World Sleep Day: 'Sleep Economist' Available to Explain Why Insufficient Sleep Is Leading to Significant Costs to the UK Economy
March 13, 2020
On World Sleep Day (Friday 13th March 2020), Marco Hafner, a senior economist at RAND Europe and lead author of 'Why sleep matters — the economic costs of insufficient sleep', is available for media interviews to talk about the significant costs of insufficient sleep to the UK economy.
The report states that insufficient sleep among the UK working population is costing the economy up to £40 billion a year, which is 1.86 per cent of the country's GDP.

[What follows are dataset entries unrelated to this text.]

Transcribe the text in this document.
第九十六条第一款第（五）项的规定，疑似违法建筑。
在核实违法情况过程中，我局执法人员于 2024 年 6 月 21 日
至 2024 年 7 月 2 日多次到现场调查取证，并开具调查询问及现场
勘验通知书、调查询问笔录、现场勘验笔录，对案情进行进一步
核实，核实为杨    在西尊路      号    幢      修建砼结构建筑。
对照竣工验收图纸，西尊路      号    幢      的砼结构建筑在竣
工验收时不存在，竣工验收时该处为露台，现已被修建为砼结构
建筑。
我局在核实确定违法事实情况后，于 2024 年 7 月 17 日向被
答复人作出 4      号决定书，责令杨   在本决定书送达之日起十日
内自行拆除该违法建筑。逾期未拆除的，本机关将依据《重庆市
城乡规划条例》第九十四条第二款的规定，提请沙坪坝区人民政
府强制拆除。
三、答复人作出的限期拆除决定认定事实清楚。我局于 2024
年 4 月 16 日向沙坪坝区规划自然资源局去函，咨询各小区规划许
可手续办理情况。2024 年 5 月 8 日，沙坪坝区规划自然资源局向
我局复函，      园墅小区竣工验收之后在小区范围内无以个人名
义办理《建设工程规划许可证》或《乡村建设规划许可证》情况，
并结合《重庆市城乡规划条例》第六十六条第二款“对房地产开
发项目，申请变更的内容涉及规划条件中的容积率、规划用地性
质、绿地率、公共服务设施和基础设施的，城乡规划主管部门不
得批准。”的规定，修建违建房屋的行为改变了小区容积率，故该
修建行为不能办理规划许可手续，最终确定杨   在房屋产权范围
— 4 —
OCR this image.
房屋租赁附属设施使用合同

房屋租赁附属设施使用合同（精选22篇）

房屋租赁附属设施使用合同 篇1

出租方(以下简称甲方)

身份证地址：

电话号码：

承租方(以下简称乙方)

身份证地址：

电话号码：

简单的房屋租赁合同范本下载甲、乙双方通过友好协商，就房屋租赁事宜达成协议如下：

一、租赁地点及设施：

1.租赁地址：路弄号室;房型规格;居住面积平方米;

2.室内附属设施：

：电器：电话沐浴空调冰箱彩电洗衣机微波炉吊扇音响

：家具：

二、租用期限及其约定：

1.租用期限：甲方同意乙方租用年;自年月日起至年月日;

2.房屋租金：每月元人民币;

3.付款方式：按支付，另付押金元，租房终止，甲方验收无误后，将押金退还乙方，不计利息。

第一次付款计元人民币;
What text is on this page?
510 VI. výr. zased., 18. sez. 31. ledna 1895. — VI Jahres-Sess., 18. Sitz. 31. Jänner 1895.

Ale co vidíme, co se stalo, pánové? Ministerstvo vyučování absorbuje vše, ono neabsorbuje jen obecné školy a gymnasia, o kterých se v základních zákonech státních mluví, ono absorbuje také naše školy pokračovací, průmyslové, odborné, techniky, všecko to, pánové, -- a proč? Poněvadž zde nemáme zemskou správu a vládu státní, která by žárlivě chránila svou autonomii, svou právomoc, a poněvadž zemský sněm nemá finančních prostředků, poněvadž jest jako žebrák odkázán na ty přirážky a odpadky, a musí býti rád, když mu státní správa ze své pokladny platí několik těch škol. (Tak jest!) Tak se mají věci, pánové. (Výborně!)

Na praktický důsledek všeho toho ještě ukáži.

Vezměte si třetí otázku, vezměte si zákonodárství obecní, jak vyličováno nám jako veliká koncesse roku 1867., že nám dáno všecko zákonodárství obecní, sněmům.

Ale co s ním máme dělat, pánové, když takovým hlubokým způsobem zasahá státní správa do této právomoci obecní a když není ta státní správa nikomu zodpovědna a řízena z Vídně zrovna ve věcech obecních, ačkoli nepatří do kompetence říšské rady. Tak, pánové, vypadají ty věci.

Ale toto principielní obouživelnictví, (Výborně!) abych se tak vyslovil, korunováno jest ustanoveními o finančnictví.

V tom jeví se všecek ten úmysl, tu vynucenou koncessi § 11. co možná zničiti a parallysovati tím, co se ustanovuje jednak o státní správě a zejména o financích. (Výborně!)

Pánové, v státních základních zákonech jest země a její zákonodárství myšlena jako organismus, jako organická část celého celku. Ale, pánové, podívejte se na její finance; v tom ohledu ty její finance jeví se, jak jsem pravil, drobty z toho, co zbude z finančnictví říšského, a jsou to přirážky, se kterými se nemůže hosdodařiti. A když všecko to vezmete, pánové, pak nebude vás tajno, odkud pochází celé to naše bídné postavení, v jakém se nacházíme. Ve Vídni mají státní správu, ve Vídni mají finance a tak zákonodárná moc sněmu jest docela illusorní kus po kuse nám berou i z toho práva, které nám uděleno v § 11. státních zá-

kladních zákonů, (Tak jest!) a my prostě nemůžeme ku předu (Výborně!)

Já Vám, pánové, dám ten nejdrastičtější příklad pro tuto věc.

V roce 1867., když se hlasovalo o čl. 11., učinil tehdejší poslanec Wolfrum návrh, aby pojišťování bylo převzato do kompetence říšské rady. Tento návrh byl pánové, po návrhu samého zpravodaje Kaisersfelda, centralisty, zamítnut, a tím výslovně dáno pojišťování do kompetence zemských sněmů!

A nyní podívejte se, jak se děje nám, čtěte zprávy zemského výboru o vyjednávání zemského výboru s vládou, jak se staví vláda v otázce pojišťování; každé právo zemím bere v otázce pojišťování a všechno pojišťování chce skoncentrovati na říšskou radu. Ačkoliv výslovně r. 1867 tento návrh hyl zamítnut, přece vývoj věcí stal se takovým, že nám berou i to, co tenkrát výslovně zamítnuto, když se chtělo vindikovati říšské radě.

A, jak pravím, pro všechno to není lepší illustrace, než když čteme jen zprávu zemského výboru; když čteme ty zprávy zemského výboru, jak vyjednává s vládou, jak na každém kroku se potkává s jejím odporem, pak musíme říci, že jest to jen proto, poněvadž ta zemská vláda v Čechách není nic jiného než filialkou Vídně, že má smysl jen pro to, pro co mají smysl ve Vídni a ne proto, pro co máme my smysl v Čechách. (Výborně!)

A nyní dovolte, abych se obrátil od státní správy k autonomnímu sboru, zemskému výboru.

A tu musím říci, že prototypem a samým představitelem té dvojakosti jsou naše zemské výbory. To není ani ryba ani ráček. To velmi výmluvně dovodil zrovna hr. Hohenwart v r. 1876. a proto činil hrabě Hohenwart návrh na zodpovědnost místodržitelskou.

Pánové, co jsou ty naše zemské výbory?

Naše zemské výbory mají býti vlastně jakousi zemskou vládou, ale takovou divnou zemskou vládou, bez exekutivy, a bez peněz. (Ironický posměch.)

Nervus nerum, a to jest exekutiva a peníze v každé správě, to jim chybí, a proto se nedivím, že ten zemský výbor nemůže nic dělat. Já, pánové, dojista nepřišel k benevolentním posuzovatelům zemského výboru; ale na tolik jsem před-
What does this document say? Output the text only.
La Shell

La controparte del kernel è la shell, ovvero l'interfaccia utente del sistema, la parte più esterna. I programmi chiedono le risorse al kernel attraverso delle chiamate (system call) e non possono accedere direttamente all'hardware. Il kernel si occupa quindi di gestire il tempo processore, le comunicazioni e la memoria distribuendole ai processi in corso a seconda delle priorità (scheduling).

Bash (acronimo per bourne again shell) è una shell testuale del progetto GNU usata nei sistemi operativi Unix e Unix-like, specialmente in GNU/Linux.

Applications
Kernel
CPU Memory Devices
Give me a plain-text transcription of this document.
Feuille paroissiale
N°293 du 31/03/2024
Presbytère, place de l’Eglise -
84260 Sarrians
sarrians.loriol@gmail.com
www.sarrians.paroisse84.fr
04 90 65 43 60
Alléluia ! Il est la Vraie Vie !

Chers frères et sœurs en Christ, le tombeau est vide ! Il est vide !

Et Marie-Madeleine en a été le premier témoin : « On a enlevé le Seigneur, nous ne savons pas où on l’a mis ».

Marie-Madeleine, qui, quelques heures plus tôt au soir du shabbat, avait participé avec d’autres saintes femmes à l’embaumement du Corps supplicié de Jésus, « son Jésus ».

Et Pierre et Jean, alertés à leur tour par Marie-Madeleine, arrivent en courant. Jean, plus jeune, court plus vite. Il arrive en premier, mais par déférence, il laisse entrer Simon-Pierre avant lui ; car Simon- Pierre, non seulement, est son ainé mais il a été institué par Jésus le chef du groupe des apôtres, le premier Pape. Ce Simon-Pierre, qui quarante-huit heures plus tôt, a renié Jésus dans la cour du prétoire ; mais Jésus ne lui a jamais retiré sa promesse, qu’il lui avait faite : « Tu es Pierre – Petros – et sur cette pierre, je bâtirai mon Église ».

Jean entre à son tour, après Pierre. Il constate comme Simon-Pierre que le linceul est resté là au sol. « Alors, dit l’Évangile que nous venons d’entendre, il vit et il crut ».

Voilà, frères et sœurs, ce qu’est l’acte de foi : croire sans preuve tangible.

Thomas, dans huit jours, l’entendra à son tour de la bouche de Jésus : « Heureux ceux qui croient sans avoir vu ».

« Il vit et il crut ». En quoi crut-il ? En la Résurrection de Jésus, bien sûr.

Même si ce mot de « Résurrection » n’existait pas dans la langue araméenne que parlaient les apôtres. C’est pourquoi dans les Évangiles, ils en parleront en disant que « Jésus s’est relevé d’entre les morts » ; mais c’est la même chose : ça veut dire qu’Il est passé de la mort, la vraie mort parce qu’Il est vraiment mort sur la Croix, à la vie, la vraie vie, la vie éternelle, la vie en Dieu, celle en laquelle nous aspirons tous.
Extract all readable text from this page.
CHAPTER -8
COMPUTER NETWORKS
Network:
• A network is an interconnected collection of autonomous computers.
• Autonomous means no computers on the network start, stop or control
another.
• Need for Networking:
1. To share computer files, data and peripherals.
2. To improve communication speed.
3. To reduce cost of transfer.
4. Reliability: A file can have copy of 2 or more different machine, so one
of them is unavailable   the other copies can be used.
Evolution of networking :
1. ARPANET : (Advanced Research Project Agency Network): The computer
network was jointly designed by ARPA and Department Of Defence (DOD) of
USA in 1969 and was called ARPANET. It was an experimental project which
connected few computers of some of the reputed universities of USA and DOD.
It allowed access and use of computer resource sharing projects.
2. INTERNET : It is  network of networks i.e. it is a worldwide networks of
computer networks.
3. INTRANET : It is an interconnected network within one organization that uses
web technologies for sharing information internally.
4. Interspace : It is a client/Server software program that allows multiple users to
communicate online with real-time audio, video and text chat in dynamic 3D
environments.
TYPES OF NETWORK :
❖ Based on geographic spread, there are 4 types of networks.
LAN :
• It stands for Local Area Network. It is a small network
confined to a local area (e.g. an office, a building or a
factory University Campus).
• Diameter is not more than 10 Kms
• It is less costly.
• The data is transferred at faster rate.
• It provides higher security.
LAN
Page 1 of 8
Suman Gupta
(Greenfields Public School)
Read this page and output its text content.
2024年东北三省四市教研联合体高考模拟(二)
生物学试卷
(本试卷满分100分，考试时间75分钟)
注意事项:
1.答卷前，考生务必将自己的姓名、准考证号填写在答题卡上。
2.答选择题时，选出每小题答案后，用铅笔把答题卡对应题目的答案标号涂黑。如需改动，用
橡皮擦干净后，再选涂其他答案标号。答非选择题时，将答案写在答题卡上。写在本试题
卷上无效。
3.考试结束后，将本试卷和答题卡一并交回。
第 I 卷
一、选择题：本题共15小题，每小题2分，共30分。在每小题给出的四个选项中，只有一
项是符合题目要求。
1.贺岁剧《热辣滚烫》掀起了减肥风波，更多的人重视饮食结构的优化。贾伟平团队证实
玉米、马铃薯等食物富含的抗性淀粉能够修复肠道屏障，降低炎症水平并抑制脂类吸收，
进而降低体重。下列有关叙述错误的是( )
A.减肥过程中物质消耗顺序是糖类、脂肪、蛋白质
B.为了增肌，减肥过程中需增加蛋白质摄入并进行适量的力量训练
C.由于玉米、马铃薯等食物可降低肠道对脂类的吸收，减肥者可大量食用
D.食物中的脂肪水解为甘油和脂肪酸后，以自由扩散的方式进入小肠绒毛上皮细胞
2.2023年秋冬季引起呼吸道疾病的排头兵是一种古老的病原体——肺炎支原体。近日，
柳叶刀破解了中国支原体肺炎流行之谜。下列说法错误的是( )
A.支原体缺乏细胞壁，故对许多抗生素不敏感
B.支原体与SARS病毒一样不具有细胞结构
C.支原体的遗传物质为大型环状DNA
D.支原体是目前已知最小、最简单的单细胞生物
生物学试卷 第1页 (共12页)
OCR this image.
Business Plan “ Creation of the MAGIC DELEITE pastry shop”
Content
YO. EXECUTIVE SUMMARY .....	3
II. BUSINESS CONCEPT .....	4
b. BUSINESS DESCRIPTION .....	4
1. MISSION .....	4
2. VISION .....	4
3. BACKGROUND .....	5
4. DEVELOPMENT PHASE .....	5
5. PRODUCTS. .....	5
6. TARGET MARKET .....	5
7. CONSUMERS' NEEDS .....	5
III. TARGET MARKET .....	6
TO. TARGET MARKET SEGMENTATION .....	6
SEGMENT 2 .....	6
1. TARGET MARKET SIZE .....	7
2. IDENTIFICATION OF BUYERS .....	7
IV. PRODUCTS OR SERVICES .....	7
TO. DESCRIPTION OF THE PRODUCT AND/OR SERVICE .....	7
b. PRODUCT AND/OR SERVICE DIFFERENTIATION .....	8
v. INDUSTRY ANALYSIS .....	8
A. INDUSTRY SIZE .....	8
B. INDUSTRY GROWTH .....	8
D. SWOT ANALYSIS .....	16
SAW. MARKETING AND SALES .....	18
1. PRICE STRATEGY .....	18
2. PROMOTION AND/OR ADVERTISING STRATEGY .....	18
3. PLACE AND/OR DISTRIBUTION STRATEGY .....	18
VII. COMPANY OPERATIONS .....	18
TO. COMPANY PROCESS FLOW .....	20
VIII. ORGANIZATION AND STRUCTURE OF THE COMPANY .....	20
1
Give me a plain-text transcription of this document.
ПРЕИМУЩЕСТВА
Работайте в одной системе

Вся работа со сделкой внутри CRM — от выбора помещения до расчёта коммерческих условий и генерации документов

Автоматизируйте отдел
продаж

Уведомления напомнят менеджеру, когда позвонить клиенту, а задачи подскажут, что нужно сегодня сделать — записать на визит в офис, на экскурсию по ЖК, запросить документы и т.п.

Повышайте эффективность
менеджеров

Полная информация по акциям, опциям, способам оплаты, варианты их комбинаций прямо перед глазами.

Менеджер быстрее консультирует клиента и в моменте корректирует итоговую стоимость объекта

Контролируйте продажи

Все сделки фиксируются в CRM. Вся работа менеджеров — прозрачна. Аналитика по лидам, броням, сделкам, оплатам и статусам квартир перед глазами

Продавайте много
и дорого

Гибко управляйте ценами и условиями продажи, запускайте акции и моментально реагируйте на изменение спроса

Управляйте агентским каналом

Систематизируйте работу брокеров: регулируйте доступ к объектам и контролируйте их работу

Lack of sleep among the UK working population leads to a higher mortality risk—13 per cent higher for those that sleep on average less than six hours compared to those that sleep on average seven to nine hours—and lower productivity levels at work—leading to a significant amount of lost working days owing to a lack of sleep among the working population. These factors combined impact the nation's economy.
RAND Europe's study was the first of its kind to quantify the economic losses due to lack of sleep among workers in five different countries—the US, UK, Canada, Germany, and Japan. The study used a large employer-employee dataset and data on sleep duration from the five countries to quantify the predicted economic effects from a lack of sleep among its workforce. In the UK, this included data from VitalityHealth's Britain's Healthiest Workplace study.
The report states that multiple factors are associated with shorter sleep. These include obesity, excessive alcohol and sugary drink consumption, smoking, lack of physical activity, mental health problems, long-term health conditions, stress at work, shift work/irregular working hours, financial concerns, and long commuting.